The rtl/\*.v and rtl/\*/\*.v collect all of the synthesizable Verilog-2001 files, the testbench/\*.v collects all of the testbench (In this situations, the ram.v file is a part of the testbench).

Provide some seed value (22 is used in the example). Ensure you edit the config.vh file before running the simulation to correctly point to the memory map, vcd target output path etc for the simulator to pick up.

### 3.1 Run Sample Code quickly...

A sample .s and .c file is present in \$ZAP\_HOME/sw/s and \$ZAP\_HOME/sw/c respectively. To translate them to binary and to a Verilog memory map, you can run the Perl script

perl \$ZAP\_HOME/debug/run\_sim.pl

Ensure you set all the variables in the script as per the table below...

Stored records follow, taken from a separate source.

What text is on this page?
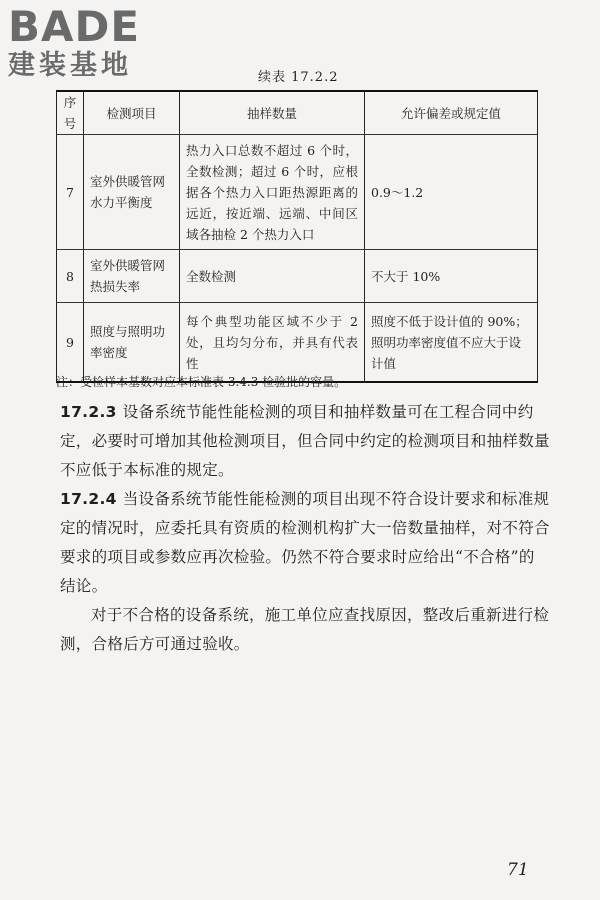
BADE
建装基地	续表 17.2.2
序号	检测项目	抽样数量	允许偏差或规定值
7	室外供暖管网水力平衡度	热力入口总数不超过 6 个时，全数检测；超过 6 个时，应根据各个热力入口距热源距离的远近，按近端、远端、中间区域各抽检 2 个热力入口	0.9～1.2
8	室外供暖管网热损失率	全数检测	不大于 10%
9	照度与照明功率密度	每个典型功能区域不少于 2 处，且均匀分布，并具有代表性	照度不低于设计值的 90%；照明功率密度值不应大于设计值
注：受检样本基数对应本标准表 3.4.3 检验批的容量。

17.2.3 设备系统节能性能检测的项目和抽样数量可在工程合同中约定，必要时可增加其他检测项目，但合同中约定的检测项目和抽样数量不应低于本标准的规定。

17.2.4 当设备系统节能性能检测的项目出现不符合设计要求和标准规定的情况时，应委托具有资质的检测机构扩大一倍数量抽样，对不符合要求的项目或参数应再次检验。仍然不符合要求时应给出“不合格”的结论。

对于不合格的设备系统，施工单位应查找原因，整改后重新进行检测，合格后方可通过验收。

71
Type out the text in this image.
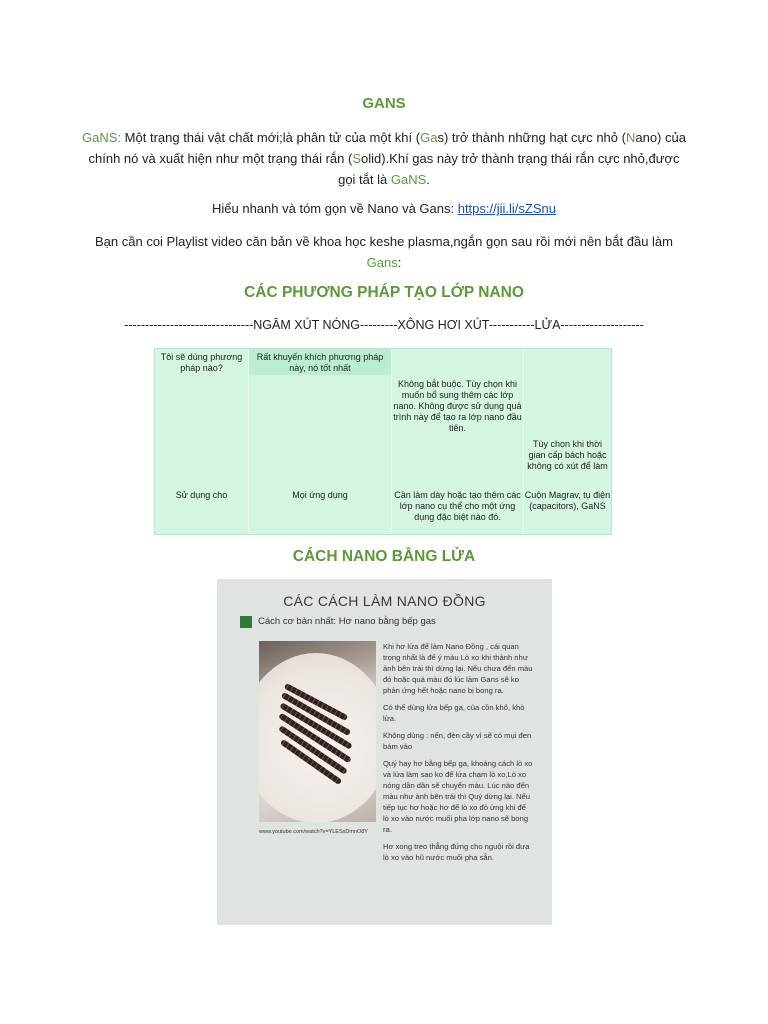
GANS
GaNS: Một trạng thái vật chất mới;là phân tử của một khí (Gas) trở thành những hạt cực nhỏ (Nano) của chính nó và xuất hiện như một trạng thái rắn (Solid).Khí gas này trở thành trạng thái rắn cực nhỏ,được gọi tắt là GaNS.
Hiểu nhanh và tóm gọn về Nano và Gans: https://jii.li/sZSnu
Bạn cần coi Playlist video căn bản về khoa học keshe plasma,ngắn gọn sau rồi mới nên bắt đầu làm Gans:
CÁC PHƯƠNG PHÁP TẠO LỚP NANO
-------------------------------NGÂM XÚT NÓNG---------XÔNG HƠI XÚT-----------LỬA--------------------
Tôi sẽ dùng phương pháp nào?
Rất khuyến khích phương pháp này, nó tốt nhất
Không bắt buộc. Tùy chọn khi muốn bổ sung thêm các lớp nano. Không được sử dụng quá trình này để tạo ra lớp nano đầu tiên.
Tùy chọn khi thời gian cấp bách hoặc không có xút để làm
Sử dụng cho	Mọi ứng dụng	Cần làm dày hoặc tạo thêm các lớp nano cụ thể cho một ứng dụng đặc biệt nào đó.
Cuộn Magrav, tụ điện (capacitors), GaNS
CÁCH NANO BẰNG LỬA
CÁC CÁCH LÀM NANO ĐỒNG
Cách cơ bản nhất: Hơ nano bằng bếp gas
www.youtube.com/watch?v=YLESxDmnO8Y

Khi hơ lửa để làm Nano Đồng , cái quan trọng nhất là để ý màu Lò xo khi thành như ảnh bên trái thì dừng lại. Nếu chưa đến màu đó hoặc quá màu đó lúc làm Gans sẽ ko phản ứng hết hoặc nano bị bong ra.

Có thể dùng lửa bếp ga, của cồn khô, khò lửa.

Không dùng : nến, đèn cầy vì sẽ có mụi đen bám vào

Quý hay hơ bằng bếp ga, khoảng cách lò xo và lửa làm sao ko để lửa chạm lò xo,Lò xo nóng dần dần sẽ chuyển màu. Lúc nào đến màu như ảnh bên trái thì Quý dừng lại. Nếu tiếp tục hơ hoặc hơ để lò xo đỏ ửng khi để lò xo vào nước muối pha lớp nano sẽ bong ra.

Hơ xong treo thẳng đứng cho nguội rồi đưa lò xo vào hũ nước muối pha sẵn.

| Variable        | Purpose                                                                                               |  |
|-----------------|-------------------------------------------------------------------------------------------------------|--|
| ZAP_HOME        | Set this to the project working directory.                                                            |  |
| LOG_FILE_PATH   | Set this to the place where you want the log file to be created.                                      |  |
| ASM_PATH        | Set this to the location of your startup assembly file.                                               |  |
| C_PATH          | Set this to the location of your C file.                                                              |  |
| LINKER_PATH     | Set this to the location of the linker script.                                                        |  |
| TARGET_BIN_PATH | Set this to the target bin file location.                                                             |  |
| VCD_PATH        | Set this to location where the VCD is to be created.  This must match what is in config.vh            |  |
| MEMORY_IMAGE    | Set this to the location where the memory image must be created. This must match what is in config.vh |  |